Food Image Generation on Multi-Noun Categories
Xinyue Pan, Yuhao Chen, Jiangpeng He, Fengqing Zhu
TL;DR
This work tackles the challenge of generating food images for multi-noun compound prompts in diffusion-based models. It introduces FoCULR, combining FDALA (food-domain local alignment) to fine-tune attention and align patch-level concepts with category semantics, and CFIG (core-focused image generation) to impose head-noun–driven layouts via early negative prompts. By jointly optimizing $L_{align}$ and $L_{ga}$ during fine-tuning and using head-noun guidance during inference, FoCULR improves object coherence and reduces redundant components on VFN and UEC-256, with ablations showing complementary gains and some generalization to non-food domains. While effective, the approach may still face occasional object entanglement in complex scenes, pointing to future work on enhancing spatial relationships between multiple items in a single image.
Abstract
Generating realistic food images for categories with multiple nouns is surprisingly challenging. For instance, the prompt "egg noodle" may result in images that incorrectly contain both eggs and noodles as separate entities. Multi-noun food categories are common in real-world datasets and account for a large portion of entries in benchmarks such as UEC-256. These compound names often cause generative models to misinterpret the semantics, producing unintended ingredients or objects.
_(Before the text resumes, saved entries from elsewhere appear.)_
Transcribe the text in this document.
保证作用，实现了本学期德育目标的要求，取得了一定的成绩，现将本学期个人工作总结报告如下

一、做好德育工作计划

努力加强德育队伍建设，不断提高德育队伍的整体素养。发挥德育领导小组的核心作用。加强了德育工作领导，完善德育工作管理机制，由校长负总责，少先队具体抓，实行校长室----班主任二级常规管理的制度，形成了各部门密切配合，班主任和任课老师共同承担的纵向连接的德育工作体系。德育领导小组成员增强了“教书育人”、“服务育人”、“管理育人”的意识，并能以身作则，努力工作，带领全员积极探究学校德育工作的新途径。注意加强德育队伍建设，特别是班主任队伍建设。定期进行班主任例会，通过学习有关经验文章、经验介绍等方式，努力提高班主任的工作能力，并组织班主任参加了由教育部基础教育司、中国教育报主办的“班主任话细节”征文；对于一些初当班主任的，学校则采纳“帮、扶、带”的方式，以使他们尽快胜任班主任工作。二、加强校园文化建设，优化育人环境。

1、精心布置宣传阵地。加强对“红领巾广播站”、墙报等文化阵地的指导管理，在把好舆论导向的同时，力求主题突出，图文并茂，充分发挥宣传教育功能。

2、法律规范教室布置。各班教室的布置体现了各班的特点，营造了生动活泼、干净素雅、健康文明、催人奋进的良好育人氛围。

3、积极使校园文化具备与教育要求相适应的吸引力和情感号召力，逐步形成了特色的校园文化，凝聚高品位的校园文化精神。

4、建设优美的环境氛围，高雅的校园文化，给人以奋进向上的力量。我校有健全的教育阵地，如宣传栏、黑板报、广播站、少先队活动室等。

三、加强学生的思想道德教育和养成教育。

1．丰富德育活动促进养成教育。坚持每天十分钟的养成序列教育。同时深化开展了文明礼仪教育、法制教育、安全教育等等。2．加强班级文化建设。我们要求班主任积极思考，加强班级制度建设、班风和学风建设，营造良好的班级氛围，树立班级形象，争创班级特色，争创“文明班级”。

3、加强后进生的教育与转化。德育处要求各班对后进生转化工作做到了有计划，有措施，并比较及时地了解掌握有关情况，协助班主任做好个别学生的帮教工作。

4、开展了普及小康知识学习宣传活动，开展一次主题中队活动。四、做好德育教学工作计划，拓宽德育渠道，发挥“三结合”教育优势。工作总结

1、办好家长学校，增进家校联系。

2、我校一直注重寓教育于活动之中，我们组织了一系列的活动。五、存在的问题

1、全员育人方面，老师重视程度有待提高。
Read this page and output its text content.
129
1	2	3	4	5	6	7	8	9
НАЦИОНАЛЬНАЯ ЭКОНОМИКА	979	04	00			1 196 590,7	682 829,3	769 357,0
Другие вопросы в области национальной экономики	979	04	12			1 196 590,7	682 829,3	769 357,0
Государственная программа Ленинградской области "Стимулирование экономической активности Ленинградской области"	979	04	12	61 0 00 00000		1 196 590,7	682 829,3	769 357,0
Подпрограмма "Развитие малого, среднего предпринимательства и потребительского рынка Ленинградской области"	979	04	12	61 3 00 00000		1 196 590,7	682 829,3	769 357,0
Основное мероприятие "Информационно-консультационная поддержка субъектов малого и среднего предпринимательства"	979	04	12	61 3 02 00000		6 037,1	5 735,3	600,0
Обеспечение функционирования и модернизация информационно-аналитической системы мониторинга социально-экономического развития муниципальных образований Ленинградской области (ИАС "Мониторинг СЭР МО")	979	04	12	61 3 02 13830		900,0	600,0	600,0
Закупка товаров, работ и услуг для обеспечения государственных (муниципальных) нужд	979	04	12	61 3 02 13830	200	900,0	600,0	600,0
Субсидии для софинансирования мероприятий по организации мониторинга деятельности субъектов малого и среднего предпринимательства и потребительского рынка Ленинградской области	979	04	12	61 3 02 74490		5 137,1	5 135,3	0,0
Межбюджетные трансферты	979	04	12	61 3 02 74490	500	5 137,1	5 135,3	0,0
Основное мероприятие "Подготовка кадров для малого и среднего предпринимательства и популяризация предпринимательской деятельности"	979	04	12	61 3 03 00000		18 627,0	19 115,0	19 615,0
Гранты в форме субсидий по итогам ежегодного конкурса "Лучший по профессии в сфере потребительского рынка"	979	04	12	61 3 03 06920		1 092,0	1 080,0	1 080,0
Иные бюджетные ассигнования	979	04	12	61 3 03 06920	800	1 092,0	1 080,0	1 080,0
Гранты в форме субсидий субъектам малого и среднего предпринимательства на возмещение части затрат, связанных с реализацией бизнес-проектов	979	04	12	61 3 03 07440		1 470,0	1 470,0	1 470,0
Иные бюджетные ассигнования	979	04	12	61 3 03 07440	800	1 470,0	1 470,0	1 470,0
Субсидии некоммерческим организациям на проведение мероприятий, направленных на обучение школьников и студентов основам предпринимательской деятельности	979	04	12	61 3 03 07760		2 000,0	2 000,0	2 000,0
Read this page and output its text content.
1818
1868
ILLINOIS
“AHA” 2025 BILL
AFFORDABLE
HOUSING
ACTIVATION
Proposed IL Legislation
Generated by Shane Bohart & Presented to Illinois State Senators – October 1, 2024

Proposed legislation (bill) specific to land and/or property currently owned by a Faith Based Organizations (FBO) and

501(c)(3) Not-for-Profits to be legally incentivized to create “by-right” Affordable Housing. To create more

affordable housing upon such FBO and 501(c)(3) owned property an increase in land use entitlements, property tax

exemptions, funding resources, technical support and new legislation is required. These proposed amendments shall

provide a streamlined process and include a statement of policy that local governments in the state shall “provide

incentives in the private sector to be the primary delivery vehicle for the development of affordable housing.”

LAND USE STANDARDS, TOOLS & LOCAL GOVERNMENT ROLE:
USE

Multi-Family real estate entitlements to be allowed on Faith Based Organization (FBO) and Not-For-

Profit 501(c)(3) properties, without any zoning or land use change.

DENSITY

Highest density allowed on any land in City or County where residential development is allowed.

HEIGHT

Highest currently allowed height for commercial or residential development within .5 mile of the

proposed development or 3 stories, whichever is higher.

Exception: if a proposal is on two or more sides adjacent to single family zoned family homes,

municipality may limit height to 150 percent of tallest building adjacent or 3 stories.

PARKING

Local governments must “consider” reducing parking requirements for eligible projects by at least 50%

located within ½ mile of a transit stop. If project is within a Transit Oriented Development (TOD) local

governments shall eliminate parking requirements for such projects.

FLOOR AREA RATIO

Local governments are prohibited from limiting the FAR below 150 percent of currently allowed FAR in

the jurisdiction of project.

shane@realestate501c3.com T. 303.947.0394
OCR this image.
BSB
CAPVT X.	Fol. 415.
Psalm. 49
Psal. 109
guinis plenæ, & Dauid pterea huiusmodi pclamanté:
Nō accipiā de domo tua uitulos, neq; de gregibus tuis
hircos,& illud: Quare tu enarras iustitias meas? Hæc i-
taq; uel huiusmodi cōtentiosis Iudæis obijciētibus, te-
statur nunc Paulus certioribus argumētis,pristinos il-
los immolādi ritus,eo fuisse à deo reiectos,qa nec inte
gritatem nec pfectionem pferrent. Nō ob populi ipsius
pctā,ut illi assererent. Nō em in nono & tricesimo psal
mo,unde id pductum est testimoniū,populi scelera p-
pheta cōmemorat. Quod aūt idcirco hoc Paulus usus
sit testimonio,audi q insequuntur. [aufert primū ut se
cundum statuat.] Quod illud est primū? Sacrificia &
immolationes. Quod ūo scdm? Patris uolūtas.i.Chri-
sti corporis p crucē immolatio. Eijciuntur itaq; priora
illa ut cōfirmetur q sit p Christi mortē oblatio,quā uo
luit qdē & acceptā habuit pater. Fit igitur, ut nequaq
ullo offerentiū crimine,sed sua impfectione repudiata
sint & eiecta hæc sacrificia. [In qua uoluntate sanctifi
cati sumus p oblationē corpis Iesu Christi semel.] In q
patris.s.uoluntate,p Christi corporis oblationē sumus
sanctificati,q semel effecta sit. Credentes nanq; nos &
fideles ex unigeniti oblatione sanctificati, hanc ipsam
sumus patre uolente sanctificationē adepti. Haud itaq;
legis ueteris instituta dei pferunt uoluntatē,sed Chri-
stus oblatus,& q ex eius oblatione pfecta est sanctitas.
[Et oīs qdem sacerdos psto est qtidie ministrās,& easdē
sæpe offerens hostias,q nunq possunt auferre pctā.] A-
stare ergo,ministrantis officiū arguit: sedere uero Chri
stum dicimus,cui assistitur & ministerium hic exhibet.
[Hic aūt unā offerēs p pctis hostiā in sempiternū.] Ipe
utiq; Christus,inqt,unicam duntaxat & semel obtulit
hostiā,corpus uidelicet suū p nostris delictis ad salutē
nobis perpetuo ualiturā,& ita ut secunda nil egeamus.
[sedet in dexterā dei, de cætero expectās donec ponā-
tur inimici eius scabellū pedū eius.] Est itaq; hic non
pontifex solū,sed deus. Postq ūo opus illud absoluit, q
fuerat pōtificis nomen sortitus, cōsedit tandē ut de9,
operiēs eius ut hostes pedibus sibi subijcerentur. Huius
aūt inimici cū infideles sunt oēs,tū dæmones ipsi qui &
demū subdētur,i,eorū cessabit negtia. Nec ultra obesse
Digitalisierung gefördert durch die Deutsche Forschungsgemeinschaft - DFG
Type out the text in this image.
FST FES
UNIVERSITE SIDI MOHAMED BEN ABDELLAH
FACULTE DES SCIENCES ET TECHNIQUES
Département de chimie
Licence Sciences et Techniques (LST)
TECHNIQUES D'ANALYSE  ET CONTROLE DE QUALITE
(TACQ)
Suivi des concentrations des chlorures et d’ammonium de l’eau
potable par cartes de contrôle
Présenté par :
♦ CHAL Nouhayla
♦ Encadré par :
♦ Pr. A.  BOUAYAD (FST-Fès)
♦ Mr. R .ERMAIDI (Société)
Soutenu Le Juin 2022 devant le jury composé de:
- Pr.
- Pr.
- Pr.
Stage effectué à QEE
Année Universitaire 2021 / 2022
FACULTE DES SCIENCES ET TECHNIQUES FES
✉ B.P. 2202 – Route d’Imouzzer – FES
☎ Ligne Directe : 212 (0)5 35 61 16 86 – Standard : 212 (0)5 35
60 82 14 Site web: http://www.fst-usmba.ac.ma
This is due to insufficient multi-noun category related knowledge in the text encoder and misinterpretation of multi-noun relationships, leading to incorrect spatial layouts. To overcome these challenges, we propose FoCULR (Food Category Understanding and Layout Refinement) which incorporates food domain knowledge and introduces core concepts early in the generation process. Experimental results demonstrate that the integration of these techniques improves image generation performance in the food domain.